Bis ans Limit
Um ihre Gewichtsklasse zu erreichen, gehen die Luxemburger Judoka bei den JPEE an ihre körperlichen Grenzen
Monique Kedinger kann kaum noch einen Fuß vor den anderen setzen. Jeden Moment droht sie umzufallen. „Weiterlaufen“, befiehlt Alexander Lüdeke unmissverständlich. „Das ist nur dein Kopf, der nicht mehr will.“Der Trainer der luxemburgischen Judodelegation muss kurz vor dem Start der Wettkämpfe bei den Spielen der kleinen europäischen Staaten in Montenegro der Albtraum seiner Athleten sein.
„Das tut mir jedes Mal leid“, gibt Lüdeke zu, der im Oktober den Posten des Nationaltrainers vom jetzigen technischen Direktor Ralf Heiler übernahm. „Aber es ist einfach Teil der Sache.

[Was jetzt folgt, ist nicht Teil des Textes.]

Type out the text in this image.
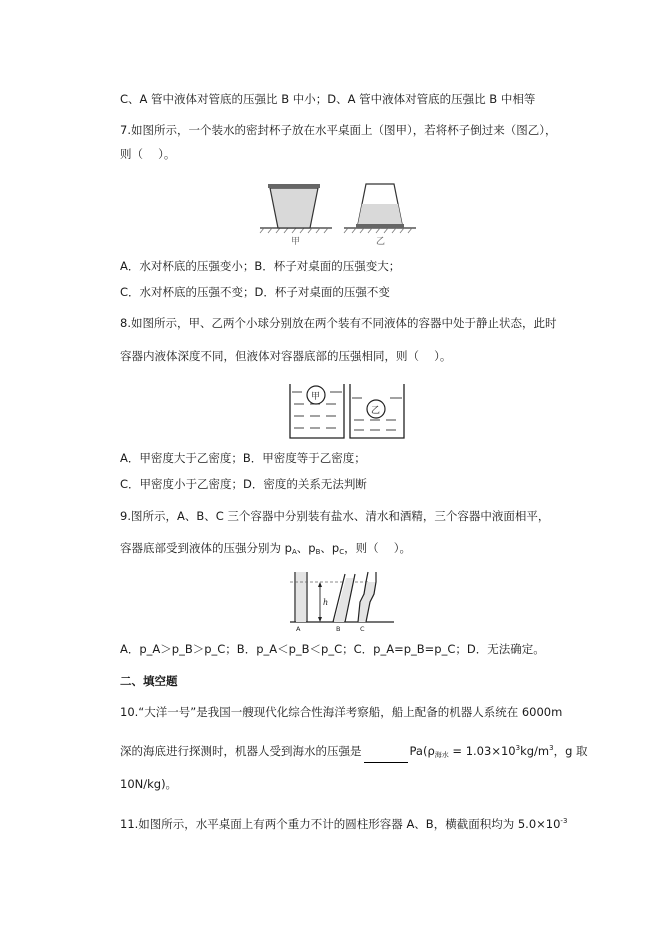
C、A 管中液体对管底的压强比 B 中小；D、A 管中液体对管底的压强比 B 中相等
7.如图所示，一个装水的密封杯子放在水平桌面上（图甲），若将杯子倒过来（图乙），
则（　 ）。
甲	乙
A．水对杯底的压强变小；B．杯子对桌面的压强变大；
C．水对杯底的压强不变；D．杯子对桌面的压强不变
8.如图所示，甲、乙两个小球分别放在两个装有不同液体的容器中处于静止状态，此时
容器内液体深度不同，但液体对容器底部的压强相同，则（　 ）。
甲
乙
A．甲密度大于乙密度；B．甲密度等于乙密度；
C．甲密度小于乙密度；D．密度的关系无法判断
9.图所示，A、B、C 三个容器中分别装有盐水、清水和酒精，三个容器中液面相平，
容器底部受到液体的压强分别为 $p_A$、$p_B$、$p_C$，则（　 ）。
h
A	B	C
A．p_A＞p_B＞p_C；B．p_A＜p_B＜p_C；C．p_A=p_B=p_C；D．无法确定。
二、填空题
10.“大洋一号”是我国一艘现代化综合性海洋考察船，船上配备的机器人系统在 6000m
深的海底进行探测时，机器人受到海水的压强是	$Pa(\rho_{海水} = 1.03\times 10^3kg/m^3$，g 取
10N/kg)。
11.如图所示，水平桌面上有两个重力不计的圆柱形容器 A、B，横截面积均为 $5.0\times 10^{-3}$
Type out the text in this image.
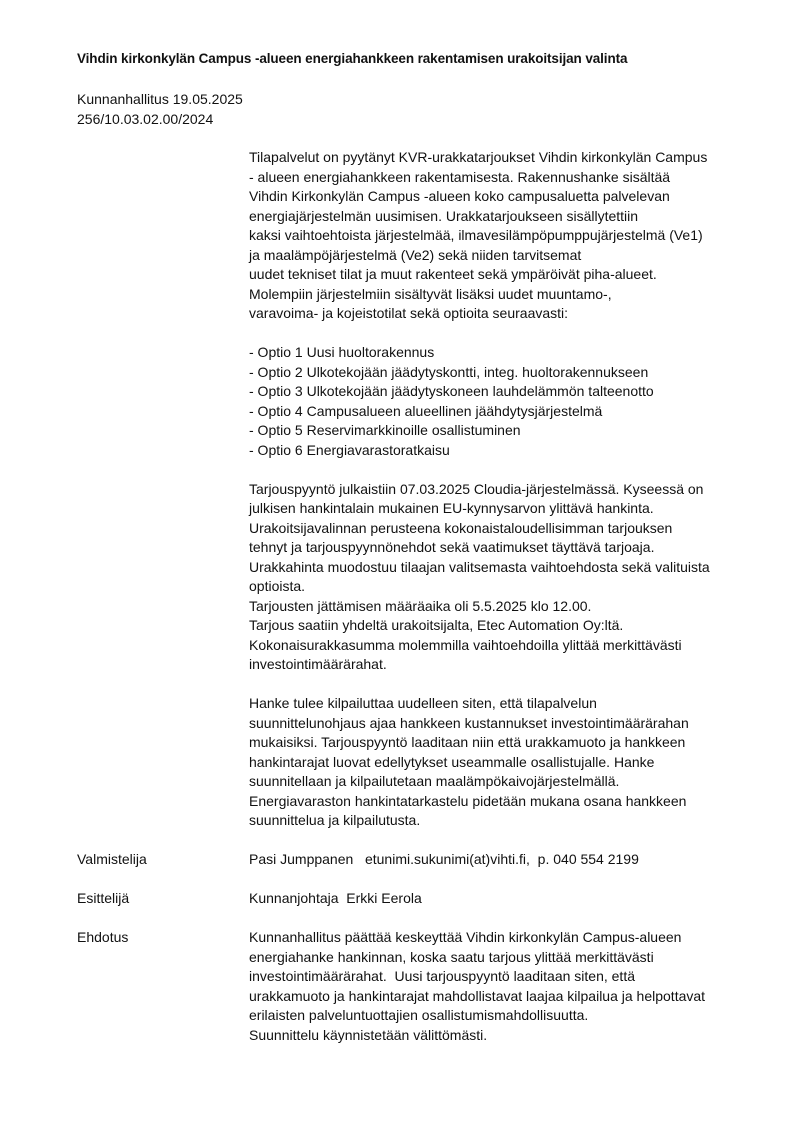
Vihdin kirkonkylän Campus -alueen energiahankkeen rakentamisen urakoitsijan valinta
Kunnanhallitus 19.05.2025
256/10.03.02.00/2024
Tilapalvelut on pyytänyt KVR-urakkatarjoukset Vihdin kirkonkylän Campus
- alueen energiahankkeen rakentamisesta. Rakennushanke sisältää
Vihdin Kirkonkylän Campus -alueen koko campusaluetta palvelevan
energiajärjestelmän uusimisen. Urakkatarjoukseen sisällytettiin
kaksi vaihtoehtoista järjestelmää, ilmavesilämpöpumppujärjestelmä (Ve1)
ja maalämpöjärjestelmä (Ve2) sekä niiden tarvitsemat
uudet tekniset tilat ja muut rakenteet sekä ympäröivät piha-alueet.
Molempiin järjestelmiin sisältyvät lisäksi uudet muuntamo-,
varavoima- ja kojeistotilat sekä optioita seuraavasti:
- Optio 1 Uusi huoltorakennus
- Optio 2 Ulkotekojään jäädytyskontti, integ. huoltorakennukseen
- Optio 3 Ulkotekojään jäädytyskoneen lauhdelämmön talteenotto
- Optio 4 Campusalueen alueellinen jäähdytysjärjestelmä
- Optio 5 Reservimarkkinoille osallistuminen
- Optio 6 Energiavarastoratkaisu
Tarjouspyyntö julkaistiin 07.03.2025 Cloudia-järjestelmässä. Kyseessä on
julkisen hankintalain mukainen EU-kynnysarvon ylittävä hankinta.
Urakoitsijavalinnan perusteena kokonaistaloudellisimman tarjouksen
tehnyt ja tarjouspyynnönehdot sekä vaatimukset täyttävä tarjoaja.
Urakkahinta muodostuu tilaajan valitsemasta vaihtoehdosta sekä valituista
optioista.
Tarjousten jättämisen määräaika oli 5.5.2025 klo 12.00.
Tarjous saatiin yhdeltä urakoitsijalta, Etec Automation Oy:ltä.
Kokonaisurakkasumma molemmilla vaihtoehdoilla ylittää merkittävästi
investointimäärärahat.
Hanke tulee kilpailuttaa uudelleen siten, että tilapalvelun
suunnittelunohjaus ajaa hankkeen kustannukset investointimäärärahan
mukaisiksi. Tarjouspyyntö laaditaan niin että urakkamuoto ja hankkeen
hankintarajat luovat edellytykset useammalle osallistujalle. Hanke
suunnitellaan ja kilpailutetaan maalämpökaivojärjestelmällä.
Energiavaraston hankintatarkastelu pidetään mukana osana hankkeen
suunnittelua ja kilpailutusta.
Valmistelija	Pasi Jumppanen   etunimi.sukunimi(at)vihti.fi,  p. 040 554 2199
Esittelijä	Kunnanjohtaja  Erkki Eerola
Ehdotus	Kunnanhallitus päättää keskeyttää Vihdin kirkonkylän Campus-alueen
energiahanke hankinnan, koska saatu tarjous ylittää merkittävästi
investointimäärärahat.  Uusi tarjouspyyntö laaditaan siten, että
urakkamuoto ja hankintarajat mahdollistavat laajaa kilpailua ja helpottavat
erilaisten palveluntuottajien osallistumismahdollisuutta.
Suunnittelu käynnistetään välittömästi.
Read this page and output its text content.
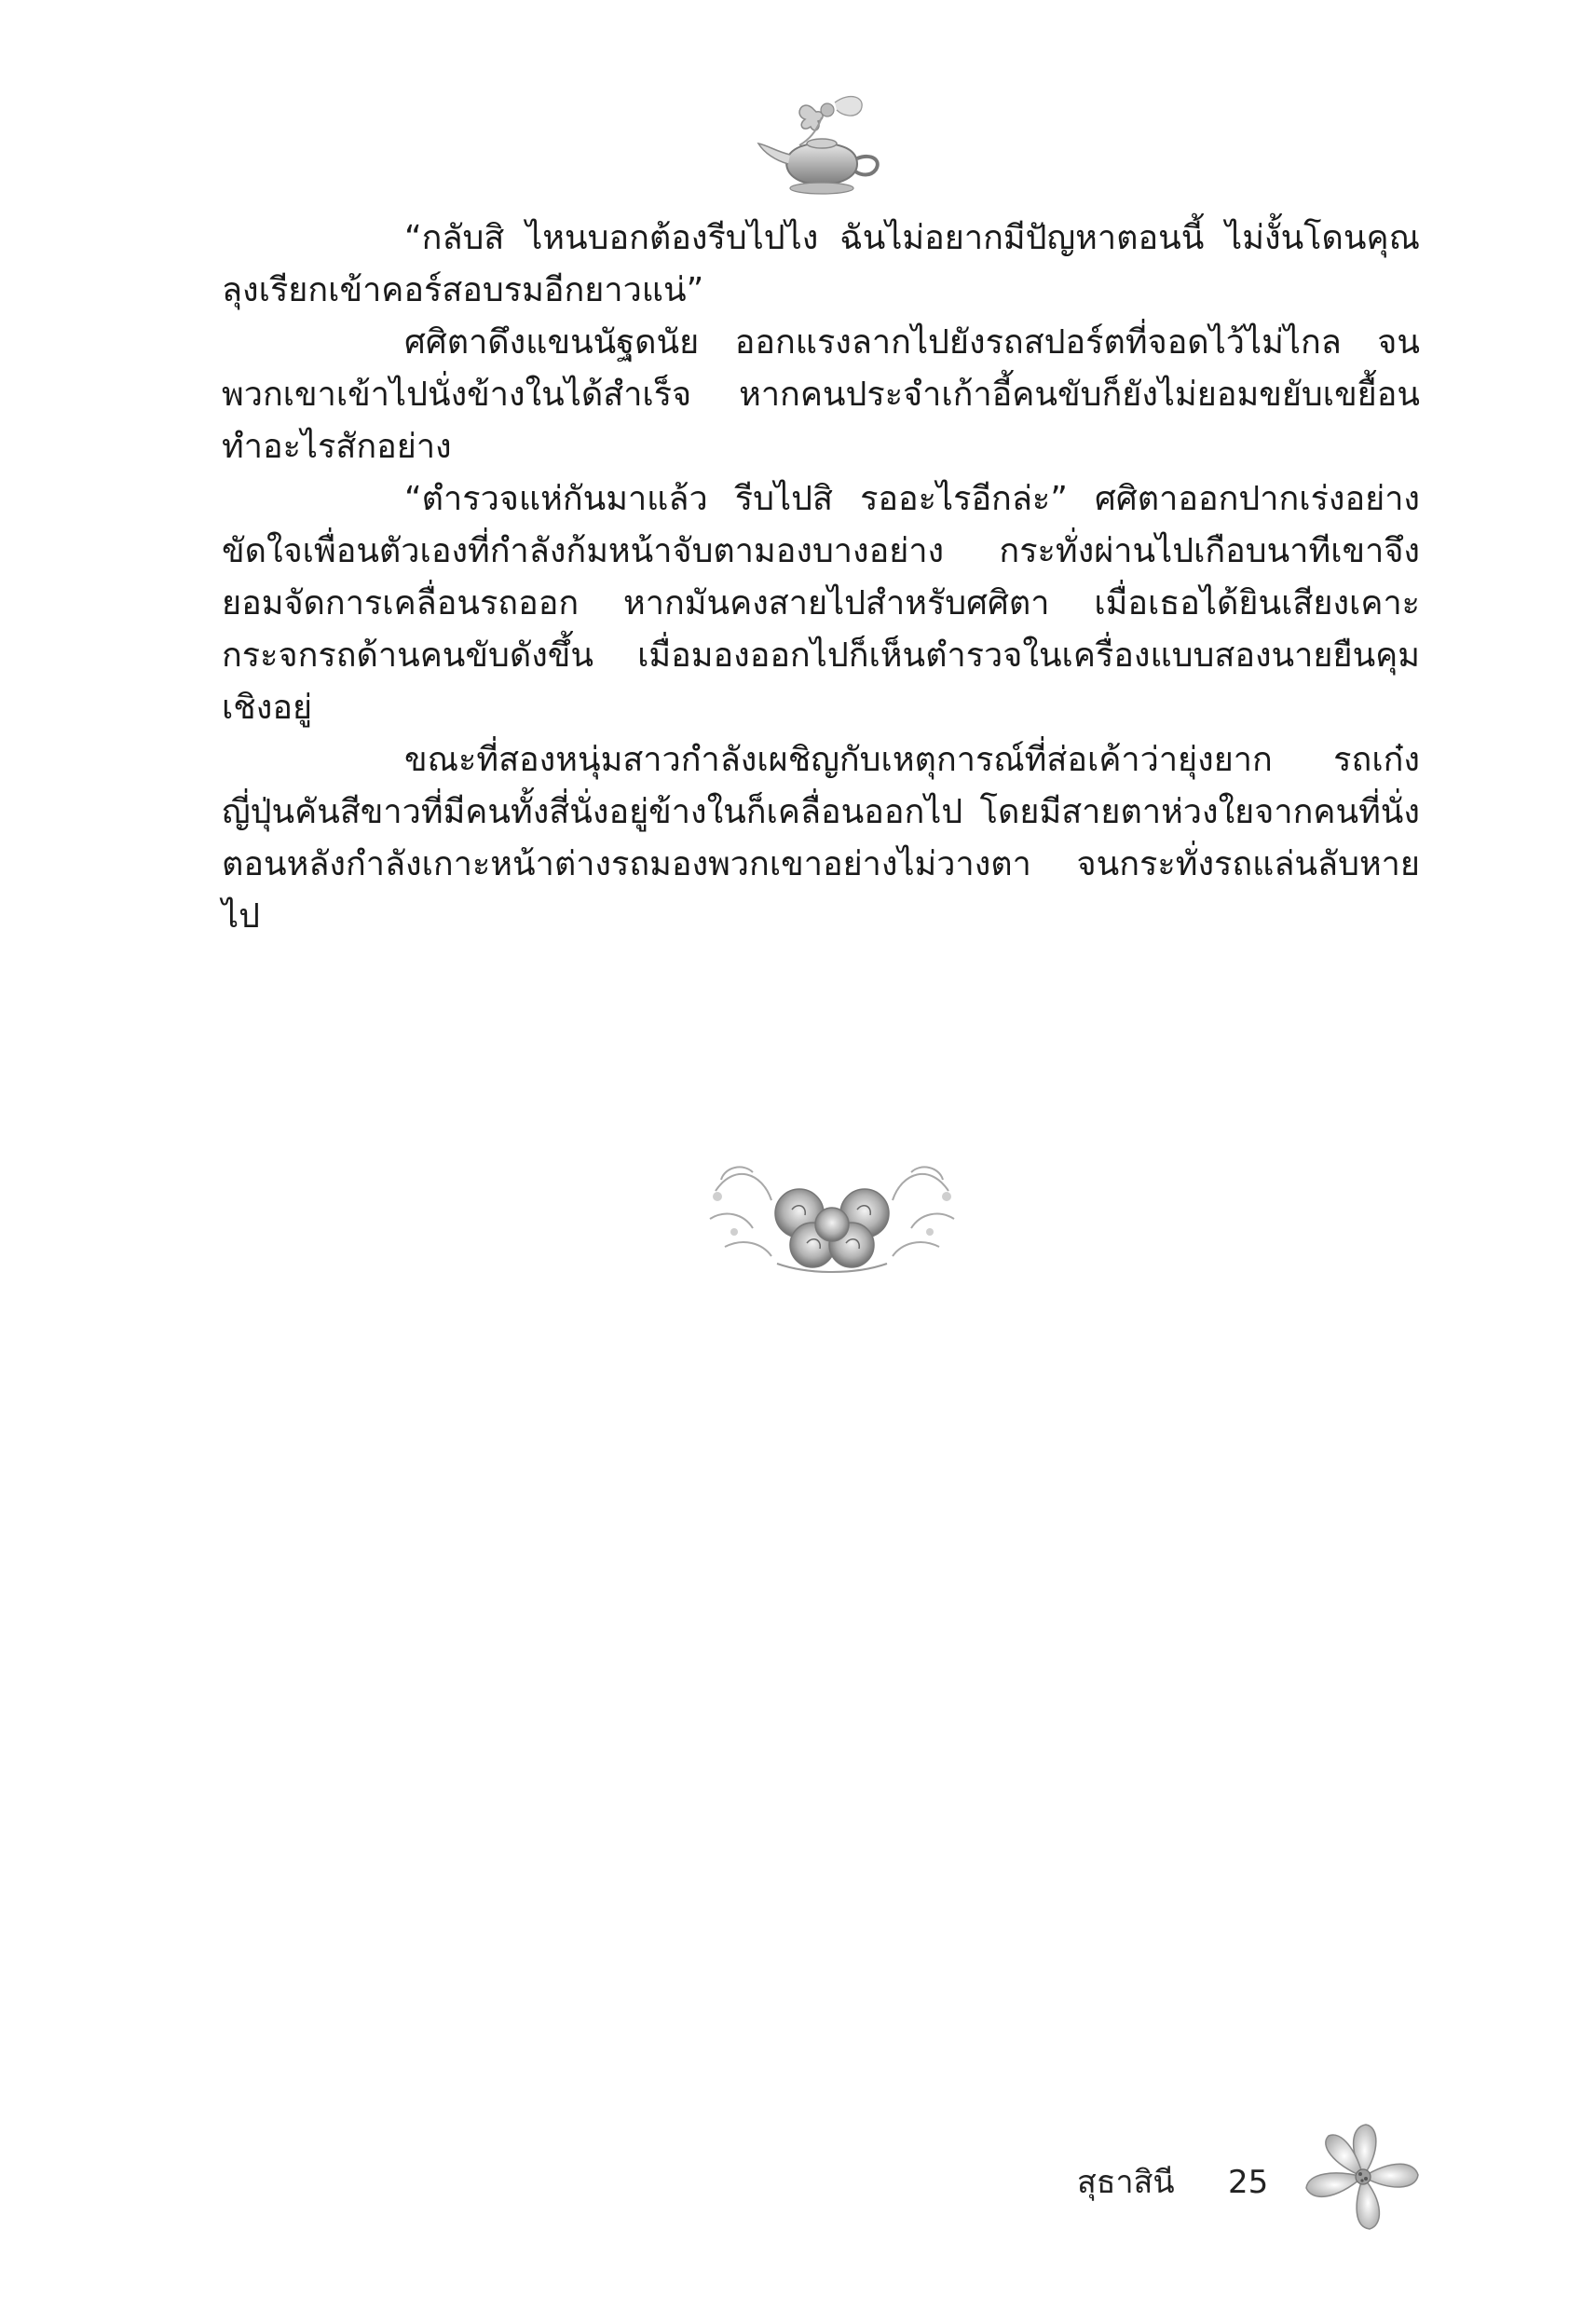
“กลับสิ ไหนบอกต้องรีบไปไง ฉันไม่อยากมีปัญหาตอนนี้ ไม่งั้นโดนคุณลุงเรียกเข้าคอร์สอบรมอีกยาวแน่”

ศศิตาดึงแขนนัฐดนัย ออกแรงลากไปยังรถสปอร์ตที่จอดไว้ไม่ไกล จนพวกเขาเข้าไปนั่งข้างในได้สำเร็จ หากคนประจำเก้าอี้คนขับก็ยังไม่ยอมขยับเขยื้อนทำอะไรสักอย่าง

“ตำรวจแห่กันมาแล้ว รีบไปสิ รออะไรอีกล่ะ” ศศิตาออกปากเร่งอย่างขัดใจเพื่อนตัวเองที่กำลังก้มหน้าจับตามองบางอย่าง กระทั่งผ่านไปเกือบนาทีเขาจึงยอมจัดการเคลื่อนรถออก หากมันคงสายไปสำหรับศศิตา เมื่อเธอได้ยินเสียงเคาะกระจกรถด้านคนขับดังขึ้น เมื่อมองออกไปก็เห็นตำรวจในเครื่องแบบสองนายยืนคุมเชิงอยู่

ขณะที่สองหนุ่มสาวกำลังเผชิญกับเหตุการณ์ที่ส่อเค้าว่ายุ่งยาก รถเก๋งญี่ปุ่นคันสีขาวที่มีคนทั้งสี่นั่งอยู่ข้างในก็เคลื่อนออกไป โดยมีสายตาห่วงใยจากคนที่นั่งตอนหลังกำลังเกาะหน้าต่างรถมองพวกเขาอย่างไม่วางตา จนกระทั่งรถแล่นลับหายไป

สุธาสินี 25
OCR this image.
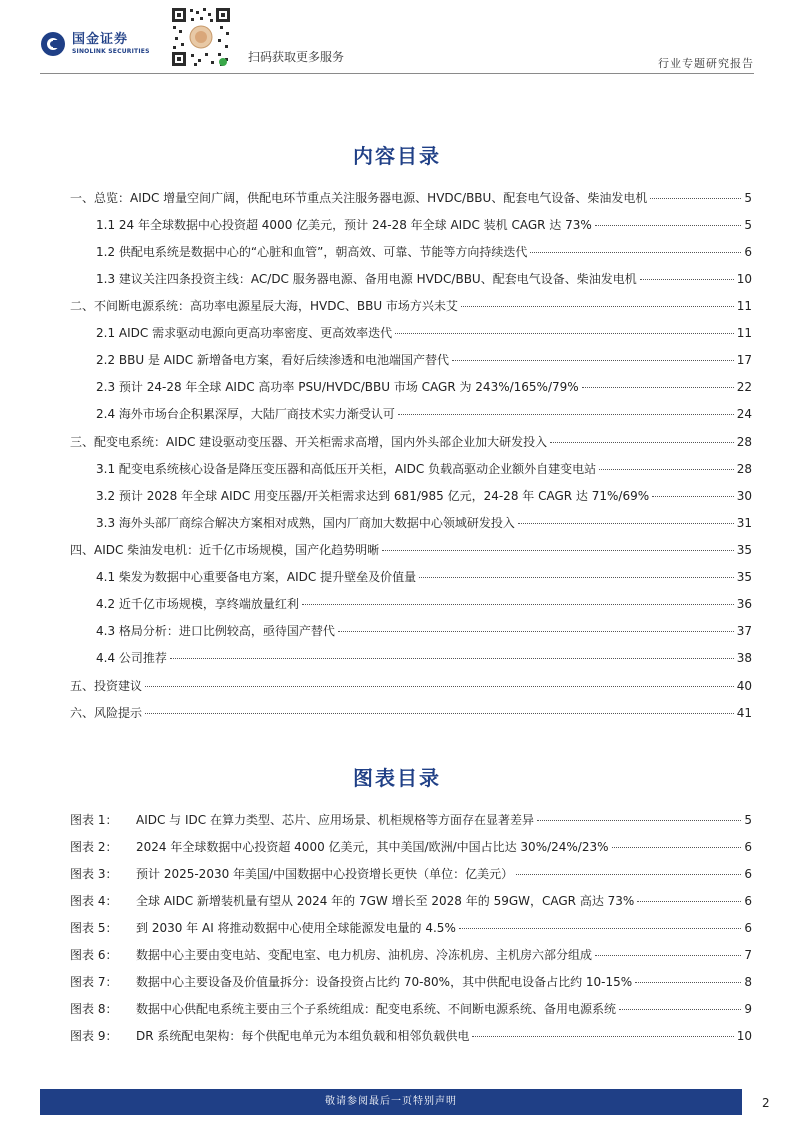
国金证券
SINOLINK SECURITIES	扫码获取更多服务	行业专题研究报告
内容目录
一、总览：AIDC 增量空间广阔，供配电环节重点关注服务器电源、HVDC/BBU、配套电气设备、柴油发电机	5
1.1 24 年全球数据中心投资超 4000 亿美元，预计 24-28 年全球 AIDC 装机 CAGR 达 73%	5
1.2 供配电系统是数据中心的“心脏和血管”，朝高效、可靠、节能等方向持续迭代	6
1.3 建议关注四条投资主线：AC/DC 服务器电源、备用电源 HVDC/BBU、配套电气设备、柴油发电机	10
二、不间断电源系统：高功率电源星辰大海，HVDC、BBU 市场方兴未艾	11
2.1 AIDC 需求驱动电源向更高功率密度、更高效率迭代	11
2.2 BBU 是 AIDC 新增备电方案，看好后续渗透和电池端国产替代	17
2.3 预计 24-28 年全球 AIDC 高功率 PSU/HVDC/BBU 市场 CAGR 为 243%/165%/79%	22
2.4 海外市场台企积累深厚，大陆厂商技术实力渐受认可	24
三、配变电系统：AIDC 建设驱动变压器、开关柜需求高增，国内外头部企业加大研发投入	28
3.1 配变电系统核心设备是降压变压器和高低压开关柜，AIDC 负载高驱动企业额外自建变电站	28
3.2 预计 2028 年全球 AIDC 用变压器/开关柜需求达到 681/985 亿元，24-28 年 CAGR 达 71%/69%	30
3.3 海外头部厂商综合解决方案相对成熟，国内厂商加大数据中心领域研发投入	31
四、AIDC 柴油发电机：近千亿市场规模，国产化趋势明晰	35
4.1 柴发为数据中心重要备电方案，AIDC 提升壁垒及价值量	35
4.2 近千亿市场规模，享终端放量红利	36
4.3 格局分析：进口比例较高，亟待国产替代	37
4.4 公司推荐	38
五、投资建议	40
六、风险提示	41
图表目录
图表 1：	AIDC 与 IDC 在算力类型、芯片、应用场景、机柜规格等方面存在显著差异	5
图表 2：	2024 年全球数据中心投资超 4000 亿美元，其中美国/欧洲/中国占比达 30%/24%/23%	6
图表 3：	预计 2025-2030 年美国/中国数据中心投资增长更快（单位：亿美元）	6
图表 4：	全球 AIDC 新增装机量有望从 2024 年的 7GW 增长至 2028 年的 59GW，CAGR 高达 73%	6
图表 5：	到 2030 年 AI 将推动数据中心使用全球能源发电量的 4.5%	6
图表 6：	数据中心主要由变电站、变配电室、电力机房、油机房、冷冻机房、主机房六部分组成	7
图表 7：	数据中心主要设备及价值量拆分：设备投资占比约 70-80%，其中供配电设备占比约 10-15%	8
图表 8：	数据中心供配电系统主要由三个子系统组成：配变电系统、不间断电源系统、备用电源系统	9
图表 9：	DR 系统配电架构：每个供配电单元为本组负载和相邻负载供电	10
敬请参阅最后一页特别声明	2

Selbst die austrainierten Topathleten nutzen den Prozess des Gewichtmachens.“Beim offiziellen Wiegen, das in der Regel am Vortag des Wettkampfs stattfindet, muss sich jeder Athlet innerhalb seiner Gewichtsklasse befinden. Da sich das Trainings- und Wettkampfgewicht der meisten Judoka allerdings teilweise deutlich unterscheidet, müssen die Sportler kurz vor dem Wiegen leichter werden. Zwischen Waage und Kampf wird dann mit energiereicher Nahrung wieder etwas zugelegt.
Medizinische Überwachung
Der Körper wird ausgewrungen wie ein nasser Schwamm. Ralf Heiler, technischer Direktor
„Man sollte sich beim Trainingsgewicht nicht so weit vom Wettkampfgewicht entfernen, weil es sonst immer schwieriger wird, die vorgegeben Grenze zu erreichen“, erläutert Ralf Heiler. „Vier Wochen vor dem Wettkampf geht es normalerweise los, dass man versucht, über gesunde Ernährung abzunehmen. In den letzten 48 Stunden trinken die Athleten viel Wasser, danach wird der Körper ein bisschen ausgewrungen wie ein nasser Schwamm. Bei größeren Events ist dann auch immer medizinische Betreuung dabei.
Bei den JPEE überwacht Delegationsmitglied Anouk Urhausen Kedingers letzte Strapazen. Während die restlichen Luxemburger Judoka bereits am Morgen des Wiegetages ihr Gewicht erreicht haben, ist die 26-Jährige ein Sonderfall. Einerseits ist sie das umfangreiche Gewichtmachen nicht gewohnt, andererseits wurde ihre eigentliche Gewichtsklasse kurzfristig gestrichen. Da es für die Kategorie -78 kg nicht genug Athletinnen gab, musste Kedinger auf 70 kg runter. Innerhalb von vier Tagen mussten fünf Kilo weg.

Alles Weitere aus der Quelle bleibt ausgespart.